Some of us have been wondering how this hue and cry and conflict minerals will actually impact the trade in the Kivus. Some, including myself, have suggested that the pressure in Europe and the US will just displace the trade to Asia, where companies care less about their human rights records.
We may have been wrong. Sources from within the industry indicate that the Malaysia Smelting Corporation – one of the largest buyers of Congolese cassiterite (tin) ore – is having a hard time getting lines of credit from banks for ore coming from Central Africa. The other big smelter, Thaisarco, already had to interrupt its Congolese purchases in August 2009 due to pressure from advocacy groups.

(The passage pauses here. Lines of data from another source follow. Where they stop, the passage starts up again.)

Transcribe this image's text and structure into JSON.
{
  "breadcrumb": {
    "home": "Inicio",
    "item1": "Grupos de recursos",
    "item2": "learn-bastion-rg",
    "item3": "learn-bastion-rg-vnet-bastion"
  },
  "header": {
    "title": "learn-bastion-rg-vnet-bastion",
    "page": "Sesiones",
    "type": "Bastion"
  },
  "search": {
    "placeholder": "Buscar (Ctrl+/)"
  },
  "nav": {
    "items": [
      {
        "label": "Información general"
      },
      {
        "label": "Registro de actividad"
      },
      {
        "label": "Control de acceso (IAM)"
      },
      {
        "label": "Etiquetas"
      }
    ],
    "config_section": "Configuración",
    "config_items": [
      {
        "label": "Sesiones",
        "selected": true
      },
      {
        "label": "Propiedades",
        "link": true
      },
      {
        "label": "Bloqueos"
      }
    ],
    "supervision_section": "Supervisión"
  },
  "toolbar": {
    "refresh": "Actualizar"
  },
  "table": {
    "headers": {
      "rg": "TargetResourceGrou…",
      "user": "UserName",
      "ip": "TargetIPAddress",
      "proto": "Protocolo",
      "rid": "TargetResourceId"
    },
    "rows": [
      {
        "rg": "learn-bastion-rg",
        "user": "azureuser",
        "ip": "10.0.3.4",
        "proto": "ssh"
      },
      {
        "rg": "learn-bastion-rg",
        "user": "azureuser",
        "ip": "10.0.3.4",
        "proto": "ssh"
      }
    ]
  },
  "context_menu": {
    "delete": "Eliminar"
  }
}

It is the banks, many of which are based in Europe and the US or listed on stock exchanges there, that are getting jittery about the US legislation. In addition, the Electronic Industry Citizen Coalition (EICC), the body that includes the world’s largest electronics companies (Apple, Kodak, Philips, Sony, Microsoft, HP, Samsung, etc.), may be taking action of its own soon.

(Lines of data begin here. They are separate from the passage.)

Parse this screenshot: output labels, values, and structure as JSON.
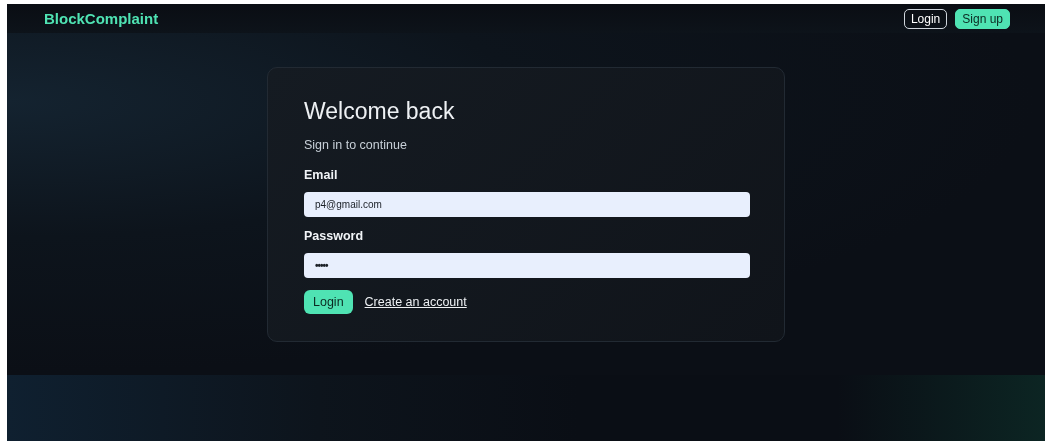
{
  "header": {
    "brand": "BlockComplaint",
    "buttons": [
      {
        "label": "Login",
        "kind": "outline"
      },
      {
        "label": "Sign up",
        "kind": "filled"
      }
    ]
  },
  "card": {
    "title": "Welcome back",
    "subtitle": "Sign in to continue",
    "fields": [
      {
        "label": "Email",
        "value": "p4@gmail.com",
        "kind": "text"
      },
      {
        "label": "Password",
        "value": "•••••",
        "kind": "password"
      }
    ],
    "submit": "Login",
    "link": "Create an account"
  }
}
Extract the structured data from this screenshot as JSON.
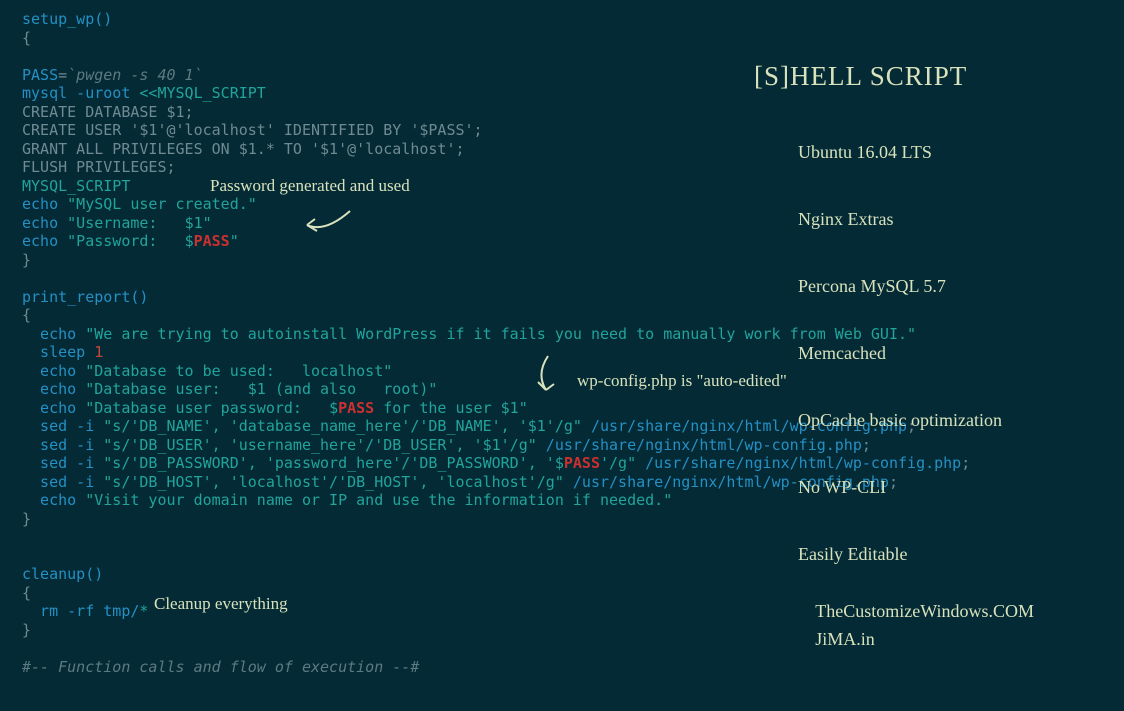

The big question is: Will all this pressure amount to a boycott of the Congo, harming tens of thousands of people involved in the mineral trade as well as the armed groups? Or will donors and the Congolese government take this opportunity to try to press for sustained reforms of local institutions and a better regulation of mining in general? After all, trade could be the engine of development and stability, not just the driver of conflict. The US State Department has been tasked to come up with a strategy. Let’s hope for the best.